63 E biasmando la sua crudelitate
     E le grande onte fatte a quella dama,
     Tutte le amenta quante ne ha già usate,
     E sé crudele e dispietato chiama.
     Già la odïava poche ore passate,
     Più che se stesso nel presente l’ama;
     E tanta voglia ha dentro al core accolta,
     Che vôl tornare in India un’altra volta.

64 Sol per vedere Angelica la bella
     Un’altra volta in India vôl tornare.
     Venne a Baiardo per salire in sella,
     Che poco longi il stava ad aspettare:
     E così andando vidde una donzella,
     Ma non la potea ben rafigurare,
     Perché era dentro al bosco ancor lontana,
     Oltra a quel fiume, a lato a la fontana.

65 Le chiome avea rivolte al lato manco,
     E la cima increspata e sparta al vento;
     Sopra de un palafren crinuto e bianco,
     Che ha tutto ad ôr brunito il guarnimento,
     Un cavallier gli stava armato al fianco,
     Ne la sembianza pien de alto ardimento,
     Che ha per cimero un Mongibello in testa,
     Ritratto al scudo e nella sopravesta.

66 Dico che quel barone ha per cimero
     Una montagna che gettava foco;
     E ’l scudo e la coperta del destriero
     Avean pur quella insegna nel suo loco.
     Ora, cari segnori, egli è mestiero
     Questa ragione abbandonare un poco,
     Per accordar la istoria ch’è divisa:
     Torno a Brunel, che ancor dietro ha Marfisa.

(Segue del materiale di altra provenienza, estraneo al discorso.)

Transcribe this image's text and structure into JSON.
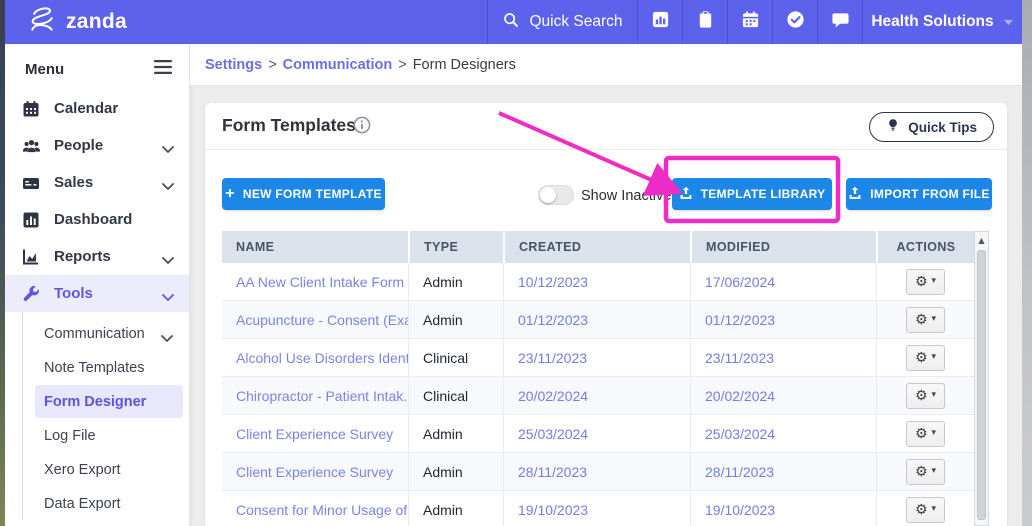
{
  "topbar": {
    "brand": "zanda",
    "quick_search_label": "Quick Search",
    "account_label": "Health Solutions",
    "toolbar_icons": [
      "search-icon",
      "stats-icon",
      "clipboard-icon",
      "calendar-icon",
      "check-circle-icon",
      "chat-icon"
    ]
  },
  "sidebar": {
    "title": "Menu",
    "items": [
      {
        "label": "Calendar",
        "icon": "calendar",
        "chevron": false
      },
      {
        "label": "People",
        "icon": "people",
        "chevron": true
      },
      {
        "label": "Sales",
        "icon": "sales",
        "chevron": true
      },
      {
        "label": "Dashboard",
        "icon": "dashboard",
        "chevron": false
      },
      {
        "label": "Reports",
        "icon": "reports",
        "chevron": true
      },
      {
        "label": "Tools",
        "icon": "wrench",
        "chevron": true
      }
    ],
    "subitems": [
      {
        "label": "Communication",
        "chevron": true
      },
      {
        "label": "Note Templates",
        "chevron": false
      },
      {
        "label": "Form Designer",
        "chevron": false
      },
      {
        "label": "Log File",
        "chevron": false
      },
      {
        "label": "Xero Export",
        "chevron": false
      },
      {
        "label": "Data Export",
        "chevron": false
      }
    ],
    "active_item": "Tools",
    "active_subitem": "Form Designer"
  },
  "breadcrumb": {
    "separator": ">",
    "links": [
      {
        "label": "Settings"
      },
      {
        "label": "Communication"
      }
    ],
    "current": "Form Designers"
  },
  "page": {
    "title": "Form Templates",
    "quick_tips_label": "Quick Tips",
    "show_inactive_label": "Show Inactive",
    "show_inactive_state": "off",
    "buttons": {
      "new_form_template": "NEW FORM TEMPLATE",
      "template_library": "TEMPLATE LIBRARY",
      "import_from_file": "IMPORT FROM FILE"
    },
    "annotation": "magenta arrow and box highlighting the TEMPLATE LIBRARY button"
  },
  "table": {
    "columns": [
      "NAME",
      "TYPE",
      "CREATED",
      "MODIFIED",
      "ACTIONS"
    ],
    "rows": [
      {
        "name": "AA New Client Intake Form",
        "type": "Admin",
        "created": "10/12/2023",
        "modified": "17/06/2024"
      },
      {
        "name": "Acupuncture - Consent (Exa...",
        "type": "Admin",
        "created": "01/12/2023",
        "modified": "01/12/2023"
      },
      {
        "name": "Alcohol Use Disorders Ident...",
        "type": "Clinical",
        "created": "23/11/2023",
        "modified": "23/11/2023"
      },
      {
        "name": "Chiropractor - Patient Intak...",
        "type": "Clinical",
        "created": "20/02/2024",
        "modified": "20/02/2024"
      },
      {
        "name": "Client Experience Survey",
        "type": "Admin",
        "created": "25/03/2024",
        "modified": "25/03/2024"
      },
      {
        "name": "Client Experience Survey",
        "type": "Admin",
        "created": "28/11/2023",
        "modified": "28/11/2023"
      },
      {
        "name": "Consent for Minor Usage of...",
        "type": "Admin",
        "created": "19/10/2023",
        "modified": "19/10/2023"
      }
    ]
  },
  "icons": {
    "plus": "+",
    "gear": "⚙",
    "caret_small": "▾",
    "scroll_up_arrow": "▲"
  },
  "colors": {
    "topbar": "#5d62ec",
    "primary_button": "#1d87e8",
    "annotation": "#ee2cc6",
    "link": "#6a6fe2",
    "active_nav": "#5f55e3",
    "table_header_bg": "#dbe2eb"
  }
}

67 Non lo abandona la donzella altiera,
     Ma giorno e notte senza fine il caccia,
     Né monte alpestro, né grossa riviera,
     Né selva, né palude mai lo impaccia.
     Ma Frontalate, la bestia legiera,
     Li facea indarno seguitar tal traccia:
     Quel bon destrier, che fu di Sacripante,
     Come un uccello a lei fugge davante.

68 Quindeci giorni già l’avea seguito,
     Né d’altro che di fronde era pasciuta.
     Il falso ladro, che è forte scaltrito,
     Ben de altro pasto il suo fuggire aiuta;
     Perché era tanto presto e tanto ardito,
     Che ogni taverna che avesse veduta,
     Dentro ve intrava e mangiava di botto,
     Poi via fuggiva e non pagava il scotto.

69 E benché i teverneri e’ lor sergenti
     Dietro li sian con orci e con pignate,
     Lui se ne andava stropezando e denti,
     E faceva a ciascun mille ghignate.
     A le qual fare avea tanti argomenti,
     Che donne spoletane o folignate,
     Qual porton l’ovo da matina a cena,
     Se avrian guardate da’ suoi tratti apena.

70 E pur Marfisa sempre il seguitava,
     Quando più longi, e quando più dapresso.
     - Al ladro! al ladro! - sempre mai cridava,
     E ciascun rispondeva: - Egli è ben desso. -
     Ogniom di quel giotton se lamentava,
     Perché e miglior boccon pigliava spesso,
     E loro il menacciavan pur col dito.
     Ora non più, ché il canto è qui finito.